This is one of the questions about iridology I hear most often.I’d love to have a single clear answer, but unfortunately I don’t have an answer.
Iridology in it’s current state still needs to progress in order to answer this properly.There are many articles, photos and videos on the Internet claiming iris colours change, usually after going on a detox diet.
Here are some examples: P1, P2, P3
However coming back to the question: Do irises change?
Personally, I have a passion for holistic health and use iridology as part of a broad set of sources of information. I also have a background in science which means I am uncomfortable when a claim is built on unstable facts. If you look closely at these example photos, the iris colour does indeed look different. However, we can also see the skin colour is different as well. Either the detox dramatically changed their skin colour, or the light source is different and/or the cameras colour settings are different. We can’t guess at the camera settings, but from some shots it’s pretty obvious when looking at the reflection in the iris, that the light source is in fact completely different, in some cases the before and after mixing both natural and artificial light.
If that is the case those images have no value to back their claims of irises changing colour.
These articles with poor use of scientific methodology harm iridology as a whole. My desire to improve the methodology of Iridology and avoid this kind of misperception actually lead me to setup Irislab to increase the quality of iriscopes, which is the most important tool in iridology affecting our ability to consistently observe the Iris.
Lighting is critical!!! Example P4 shows the same iris photo with a 5% change to the colour balance. Often such a small change can make a dark yellow pigment look orange and vice versa.
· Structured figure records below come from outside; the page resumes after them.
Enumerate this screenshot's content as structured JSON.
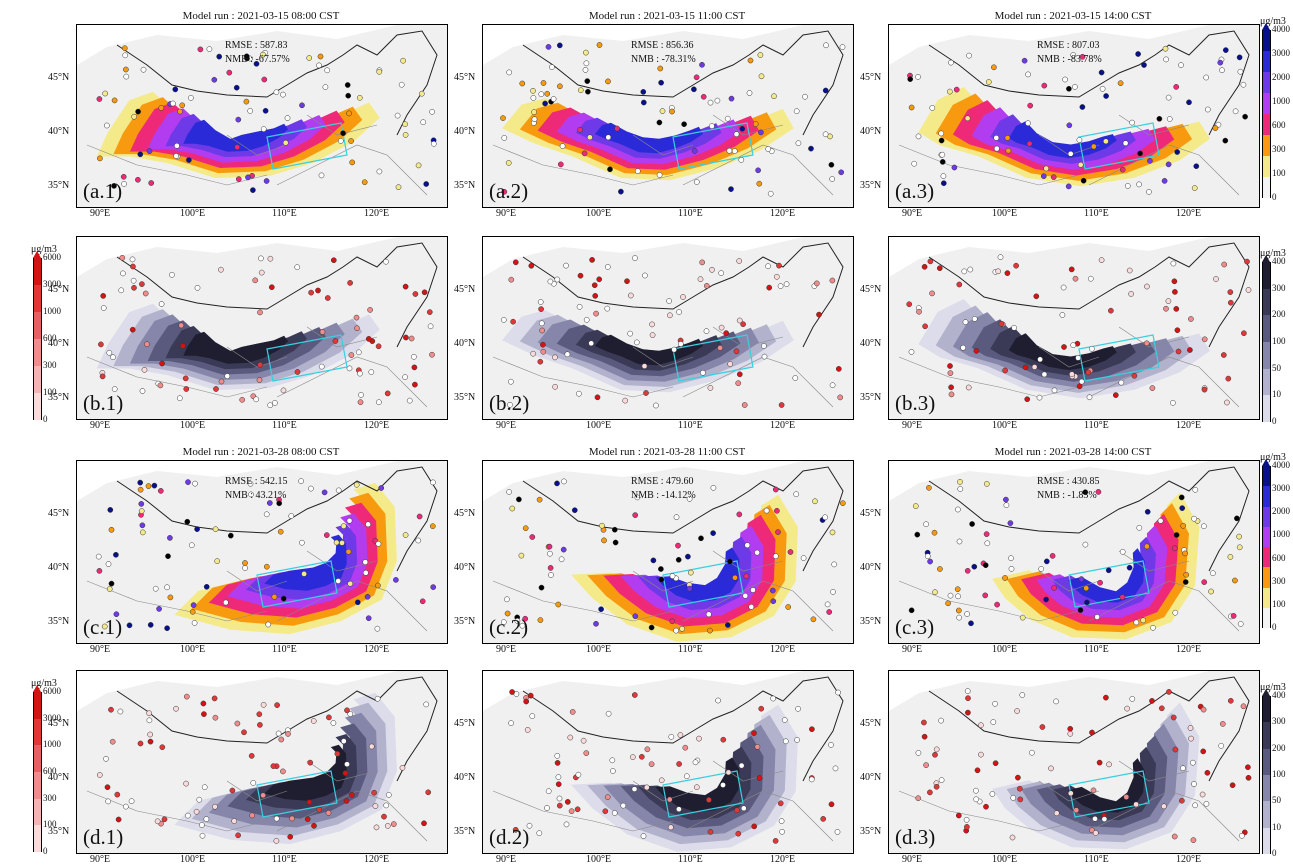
{
  "rows": [
    {
      "id": "a",
      "kind": "conc",
      "titles": [
        "Model run : 2021-03-15 08:00 CST",
        "Model run : 2021-03-15 11:00 CST",
        "Model run : 2021-03-15 14:00 CST"
      ],
      "tags": [
        "(a.1)",
        "(a.2)",
        "(a.3)"
      ],
      "rmse": [
        "RMSE : 587.83",
        "RMSE : 856.36",
        "RMSE : 807.03"
      ],
      "nmb": [
        "NMB : -67.57%",
        "NMB : -78.31%",
        "NMB : -83.78%"
      ]
    },
    {
      "id": "b",
      "kind": "dev",
      "titles": [
        "",
        "",
        ""
      ],
      "tags": [
        "(b.1)",
        "(b.2)",
        "(b.3)"
      ],
      "rmse": [
        "",
        "",
        ""
      ],
      "nmb": [
        "",
        "",
        ""
      ]
    },
    {
      "id": "c",
      "kind": "conc",
      "titles": [
        "Model run : 2021-03-28 08:00 CST",
        "Model run : 2021-03-28 11:00 CST",
        "Model run : 2021-03-28 14:00 CST"
      ],
      "tags": [
        "(c.1)",
        "(c.2)",
        "(c.3)"
      ],
      "rmse": [
        "RMSE : 542.15",
        "RMSE : 479.60",
        "RMSE : 430.85"
      ],
      "nmb": [
        "NMB : 43.21%",
        "NMB : -14.12%",
        "NMB : -1.83%"
      ]
    },
    {
      "id": "d",
      "kind": "dev",
      "titles": [
        "",
        "",
        ""
      ],
      "tags": [
        "(d.1)",
        "(d.2)",
        "(d.3)"
      ],
      "rmse": [
        "",
        "",
        ""
      ],
      "nmb": [
        "",
        "",
        ""
      ]
    }
  ],
  "latitude_labels": [
    "45°N",
    "40°N",
    "35°N"
  ],
  "longitude_labels": [
    "90°E",
    "100°E",
    "110°E",
    "120°E"
  ],
  "colorbars": {
    "concentration": {
      "unit": "μg/m3",
      "ticks": [
        "4000",
        "3000",
        "2000",
        "1000",
        "600",
        "300",
        "100",
        "0"
      ],
      "colors": [
        "#08108a",
        "#2a2ad8",
        "#6e3ae8",
        "#b23cf0",
        "#ee2a78",
        "#f89a10",
        "#f4ea8a",
        "#f4f4f4"
      ]
    },
    "deviation": {
      "unit": "μg/m3",
      "ticks": [
        "400",
        "300",
        "200",
        "100",
        "50",
        "10",
        "0"
      ],
      "colors": [
        "#1e1e30",
        "#3a3a56",
        "#5a5a7e",
        "#8686aa",
        "#b2b2cc",
        "#dcdcea"
      ]
    },
    "obs_error": {
      "unit": "μg/m3",
      "ticks": [
        "6000",
        "3000",
        "1000",
        "600",
        "300",
        "100",
        "0"
      ],
      "colors": [
        "#d21414",
        "#e03838",
        "#ea6060",
        "#f08c8c",
        "#f4b4b4",
        "#fadada"
      ]
    }
  },
  "colors": {
    "background": "#f0f0f0",
    "border_lines": "#222222",
    "province_lines": "#888888",
    "study_box": "#38d0e0"
  }
}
White light isn’t just white light… the simple way of measuring the ‘temperature’ of white light i.e. the balance of blue and red is in Kelvin (K) as in Photo P5, but even that is too limiting. If you remember from your primary school physics, the colour white is actually a mix of all the colours in varying proportions. The amount of light of a particular colour (wavelength) varies tremendously (P6) and creates a pattern.
Another important part in seeing the colours of the iris is the computer monitor that’s used to observe iris photos, to minimise this source of variance look for a calibrated monitor.
It can get a little complex, but the key to remember is: ‘white light’ from one source is rarely the same as ‘white light’ from another source. So when looking at “before and after” comparison photos, be sensitive to this and pay attention to the tell-tale signs showing that a different light source has been used.
To be able to claim that an iris has changed, a high resolution camera iriscope needs to be used, with a balanced and strictly controlled light source.
Iridology will have a tough time being taken seriously unless practitioners on the one hand are discerning/scientific in their approach and use standardised equipment to make comparisons.